Ni satisfaits, ni déçus pour autant
Il arrive parfois que certains concerts soient moins convaincants que d’autres. Le rappeur Lancey Foux promettait à l’origine un show à sa hauteur — au sens propre et figuré, à la vue de sa taille gigantesque — mais l’Anglais s’est contenté de lancer à la chaîne ses hits trap ultra-énergiques, sans toujours prendre la peine de rapper — pas étonnant pour un concert de rap de nos jours, il est vrai. Mais le mini-nous garde un bon souvenir des morceaux “SHE THE ONE” ou “WORLD ON FIRE” lancés en fin de show, issus de son projet LIFE IN HELL(2022).

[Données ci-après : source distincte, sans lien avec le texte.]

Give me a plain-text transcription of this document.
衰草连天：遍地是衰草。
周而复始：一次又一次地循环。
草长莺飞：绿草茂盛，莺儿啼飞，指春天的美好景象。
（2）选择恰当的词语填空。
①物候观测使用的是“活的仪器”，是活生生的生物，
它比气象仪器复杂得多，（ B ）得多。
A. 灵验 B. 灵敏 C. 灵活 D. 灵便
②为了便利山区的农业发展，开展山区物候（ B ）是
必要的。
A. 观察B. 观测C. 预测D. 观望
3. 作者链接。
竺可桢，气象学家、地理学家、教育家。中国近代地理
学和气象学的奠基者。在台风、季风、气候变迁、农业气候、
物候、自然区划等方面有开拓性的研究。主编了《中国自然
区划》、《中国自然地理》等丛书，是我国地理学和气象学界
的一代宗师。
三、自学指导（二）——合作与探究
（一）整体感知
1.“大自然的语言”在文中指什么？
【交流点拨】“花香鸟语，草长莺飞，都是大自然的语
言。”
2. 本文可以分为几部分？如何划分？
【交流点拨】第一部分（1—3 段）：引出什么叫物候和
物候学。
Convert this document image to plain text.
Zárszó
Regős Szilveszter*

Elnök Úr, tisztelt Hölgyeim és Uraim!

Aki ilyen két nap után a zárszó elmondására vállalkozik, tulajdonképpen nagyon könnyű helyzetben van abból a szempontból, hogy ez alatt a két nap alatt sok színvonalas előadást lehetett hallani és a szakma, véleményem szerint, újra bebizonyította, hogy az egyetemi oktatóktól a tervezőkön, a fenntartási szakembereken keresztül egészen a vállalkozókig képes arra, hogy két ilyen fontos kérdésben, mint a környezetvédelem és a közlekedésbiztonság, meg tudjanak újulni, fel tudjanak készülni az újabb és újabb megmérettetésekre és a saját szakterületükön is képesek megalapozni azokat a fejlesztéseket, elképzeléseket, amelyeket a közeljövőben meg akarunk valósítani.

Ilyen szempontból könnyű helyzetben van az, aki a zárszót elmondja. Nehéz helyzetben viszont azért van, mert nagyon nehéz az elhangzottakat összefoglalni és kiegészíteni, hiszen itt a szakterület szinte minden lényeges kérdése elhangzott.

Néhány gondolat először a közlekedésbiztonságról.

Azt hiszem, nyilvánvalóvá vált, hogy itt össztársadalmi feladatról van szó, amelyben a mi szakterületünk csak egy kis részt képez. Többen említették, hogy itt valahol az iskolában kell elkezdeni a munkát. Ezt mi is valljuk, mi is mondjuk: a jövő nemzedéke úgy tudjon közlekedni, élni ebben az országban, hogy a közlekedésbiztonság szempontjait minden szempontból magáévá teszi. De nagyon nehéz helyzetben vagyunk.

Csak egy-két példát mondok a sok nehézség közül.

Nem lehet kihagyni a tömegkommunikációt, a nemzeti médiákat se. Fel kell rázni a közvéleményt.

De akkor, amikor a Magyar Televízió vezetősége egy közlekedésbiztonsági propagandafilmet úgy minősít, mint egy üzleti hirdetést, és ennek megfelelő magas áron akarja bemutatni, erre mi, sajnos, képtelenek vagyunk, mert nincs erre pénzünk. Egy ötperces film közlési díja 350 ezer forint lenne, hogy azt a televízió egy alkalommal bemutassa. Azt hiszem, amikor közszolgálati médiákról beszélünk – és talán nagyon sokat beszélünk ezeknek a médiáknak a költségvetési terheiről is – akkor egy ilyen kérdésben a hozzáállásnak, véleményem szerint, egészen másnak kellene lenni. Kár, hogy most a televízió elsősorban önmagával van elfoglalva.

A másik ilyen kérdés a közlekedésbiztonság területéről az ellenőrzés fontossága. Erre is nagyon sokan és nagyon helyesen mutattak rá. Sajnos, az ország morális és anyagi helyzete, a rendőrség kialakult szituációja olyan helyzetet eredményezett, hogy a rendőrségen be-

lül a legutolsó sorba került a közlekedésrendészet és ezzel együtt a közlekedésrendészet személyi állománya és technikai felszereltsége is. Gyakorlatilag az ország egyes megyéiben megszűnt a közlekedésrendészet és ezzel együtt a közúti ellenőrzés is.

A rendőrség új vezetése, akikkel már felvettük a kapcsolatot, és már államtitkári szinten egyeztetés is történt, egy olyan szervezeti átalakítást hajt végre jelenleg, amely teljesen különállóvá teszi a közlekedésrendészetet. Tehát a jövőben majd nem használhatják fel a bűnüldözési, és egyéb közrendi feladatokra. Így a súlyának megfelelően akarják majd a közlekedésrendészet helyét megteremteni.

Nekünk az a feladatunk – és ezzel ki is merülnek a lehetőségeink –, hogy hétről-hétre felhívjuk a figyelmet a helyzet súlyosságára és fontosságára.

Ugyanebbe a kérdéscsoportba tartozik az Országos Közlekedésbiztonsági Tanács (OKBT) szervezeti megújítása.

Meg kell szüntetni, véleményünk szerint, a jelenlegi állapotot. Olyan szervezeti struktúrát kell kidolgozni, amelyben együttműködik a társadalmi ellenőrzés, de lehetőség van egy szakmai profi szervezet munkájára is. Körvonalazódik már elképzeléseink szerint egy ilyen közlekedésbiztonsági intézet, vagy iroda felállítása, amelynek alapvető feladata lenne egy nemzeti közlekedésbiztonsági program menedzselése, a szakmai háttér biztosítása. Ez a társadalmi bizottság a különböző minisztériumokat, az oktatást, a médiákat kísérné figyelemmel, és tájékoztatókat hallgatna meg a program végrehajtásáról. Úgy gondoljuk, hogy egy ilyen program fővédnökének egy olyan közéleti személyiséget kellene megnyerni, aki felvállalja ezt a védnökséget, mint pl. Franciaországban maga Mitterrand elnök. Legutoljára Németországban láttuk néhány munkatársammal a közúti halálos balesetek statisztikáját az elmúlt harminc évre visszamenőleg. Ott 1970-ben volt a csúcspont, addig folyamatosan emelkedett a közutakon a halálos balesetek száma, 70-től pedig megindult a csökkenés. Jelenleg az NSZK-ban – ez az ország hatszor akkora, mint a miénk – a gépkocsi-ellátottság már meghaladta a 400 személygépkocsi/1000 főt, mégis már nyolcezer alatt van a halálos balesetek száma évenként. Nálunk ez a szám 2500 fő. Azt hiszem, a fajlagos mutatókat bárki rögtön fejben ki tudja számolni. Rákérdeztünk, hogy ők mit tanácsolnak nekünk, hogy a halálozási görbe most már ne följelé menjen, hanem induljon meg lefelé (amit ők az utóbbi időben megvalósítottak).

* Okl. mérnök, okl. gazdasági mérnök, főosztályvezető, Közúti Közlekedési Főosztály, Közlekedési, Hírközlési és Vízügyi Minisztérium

De la nostalgie pour foutre le monde en feu, voilà ce qu’il nous manquait pour débuter la semaine.

Elle est LA popstar internationale de cette édition 2026. Et malheureusement, elle a parfois pu être clivante. Oui, Addison Rae prône la liberté de son propre corps, assume sa sexualité et s’autorise tout, des sous-vêtements en cuire, au boa confectionné en billets verts en passant par tout un tas d’acrobaties et autre bain de foule. Mais pousser le vice à ce point peut paraître un peu étrange lorsque l’on arbore une attitude juvénile, enfantine, avec deux couettes fixées sur la tête. On a parfois cru voir en elle une Britney Spears enfermée, conditionnée à devoir jouer un certain rôle. Pour autant, le show était très bien pensé : on a adoré le moment de folie engendré par la performance de sa revisite de « Von Dutch » de Charli XCX, un plaisir aussi d’entendre « Fame is a Gun » en live, et de voir une performance de danse aussi complète, même si l’on a regretté l’absence de musiciens.

Ça y est We Love Green a officiellement lancé la saison de festivals Paris, tout en continuant de s’imposer comme un incontournable au fil des années. Tête d’affiche, découvertes, artistes incontournables, on a apprécié de nombreux concerts et on reviendra l’année prochaine, bien sûr.